She pops up in one of Paul’s epistles, and now an Anglican priest has blogged about her.
While debate continues about female deacons (or deaconesses), here’s some interesting context:
As is often the case with these first century saints, we do not know much about them, outside of their names being mentioned in Paul’s epistles or their names appearing ion the martyrologies of that time. Phoebe is mentioned in the letter to the Romans, and different translations list her as either a deacon, a deaconess, a minister, or a helper, from Cenchreae, a city near Corinth, in Greece. The actual Greek text uses the word diakonon; there is no distinction between masculine or feminine forms in that word. Some have tried to say that a woman deacon was not a member of an actual holy order, unlike a male deacon, but I don’t agree, because Paul’s list of qualifications for deacons in 1 Timothy chapter 3 mentions both men and women: Deacons likewise must be serious, not double-tongued, not indulging in much wine, not greedy for money; they must hold fast to the mystery of the faith with a clear conscience. And let them first be tested; then, if they prove themselves blameless, let them serve as deacons. Women, likewise, must be serious, not slanderers, but temperate, faithful in all things. Let deacons be married only once, and let them manage their children and their households well; for those who serve well as deacons gain a good standing for themselves and great boldness in the faith that is in Christ Jesus. I read that as applying to both male and female deacons, but I know that the Roman Catholic church still thinks that the term deacon in this context means co-worker in the missionary enterprise. Phoebe is also described as a helper of Paul and many others, and it is quite possible that she was a Patroness of the house-church in Cenchreae; she may have owned the house in which the Christians of Cenchreae met, and that she took legal responsibility for the activities there. Some scholars believe that Paul’s mention of her in the epistle to the Christians in Rome was a letter of recommendation to the Christians in Ephesus; perhaps Phoebe was moving from Cenchreae to Ephesus.

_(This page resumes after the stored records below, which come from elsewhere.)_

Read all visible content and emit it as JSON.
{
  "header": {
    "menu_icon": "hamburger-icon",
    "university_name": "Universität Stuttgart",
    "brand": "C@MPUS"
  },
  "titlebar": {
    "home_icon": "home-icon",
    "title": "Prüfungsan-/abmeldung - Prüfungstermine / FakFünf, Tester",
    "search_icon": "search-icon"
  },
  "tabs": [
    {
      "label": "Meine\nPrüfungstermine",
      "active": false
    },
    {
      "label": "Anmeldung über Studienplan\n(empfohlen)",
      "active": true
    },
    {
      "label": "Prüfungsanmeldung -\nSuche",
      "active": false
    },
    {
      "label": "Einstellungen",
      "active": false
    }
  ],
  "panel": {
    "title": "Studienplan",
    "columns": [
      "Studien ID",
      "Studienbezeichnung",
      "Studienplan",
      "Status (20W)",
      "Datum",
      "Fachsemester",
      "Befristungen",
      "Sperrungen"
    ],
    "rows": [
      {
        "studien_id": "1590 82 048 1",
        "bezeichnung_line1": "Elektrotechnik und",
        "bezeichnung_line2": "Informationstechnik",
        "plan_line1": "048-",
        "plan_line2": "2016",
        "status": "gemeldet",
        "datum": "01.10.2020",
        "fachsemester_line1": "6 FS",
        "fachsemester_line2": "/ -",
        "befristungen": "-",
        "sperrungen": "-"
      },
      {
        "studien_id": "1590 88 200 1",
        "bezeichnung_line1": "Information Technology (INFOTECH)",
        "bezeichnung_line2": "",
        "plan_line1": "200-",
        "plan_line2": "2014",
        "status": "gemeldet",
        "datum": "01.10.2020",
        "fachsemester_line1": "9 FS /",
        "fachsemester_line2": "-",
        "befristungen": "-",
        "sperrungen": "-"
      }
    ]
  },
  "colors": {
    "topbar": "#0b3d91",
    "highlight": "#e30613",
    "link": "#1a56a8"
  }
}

The office of Deaconess was mentioned by St. Paul in the letters to the Romans and to Timothy, but we also have evidence of the office in a letter from Pliny, a Roman governor who was writing to the Emperor Trajan for advice on dealing with Christians. He mentions two women ministers among the Christians in Bithynia. The office of Deaconess is also mentioned in the Apostolic Constitutions of Hippolytus, and the office developed greatly during the third and fourth centuries, although it is quite different from the office Phoebe held. The Council of Chalcedon, held in the year 451, legislated that women could become deaconesses at the age of 40. A deaconess was to devote herself to the care of sick and poor women; she was present at the interviews of women with bishops, priests, or male deacons (so that the clergy wouldn’t be alone with strange women) and kept order in the women’s part of the church. Her most important function was the assistance at the baptism of women. For the first five centuries of the Church, people were baptized naked, and so, for the sake of propriety, male deacons couldn’t baptize women. When adult baptism became rare and was eventually replaced by infant baptism, he office of deaconess declined in importance. The office was actually abolished by the Council of Epaon in the year 517, but in the Nestorian Christian communities in Syria, and later in India and China, deaconesses administered Holy Communion to women and read the scriptures in public.
You can check out more at the link, though it’s worth noting that his approach is from an Anglican point of view. But the history he expounds is compelling.
It’s worth remembering that, while the Church has closed the door on ordaining women as priests, that door remains ajar on the possibility of women deacons.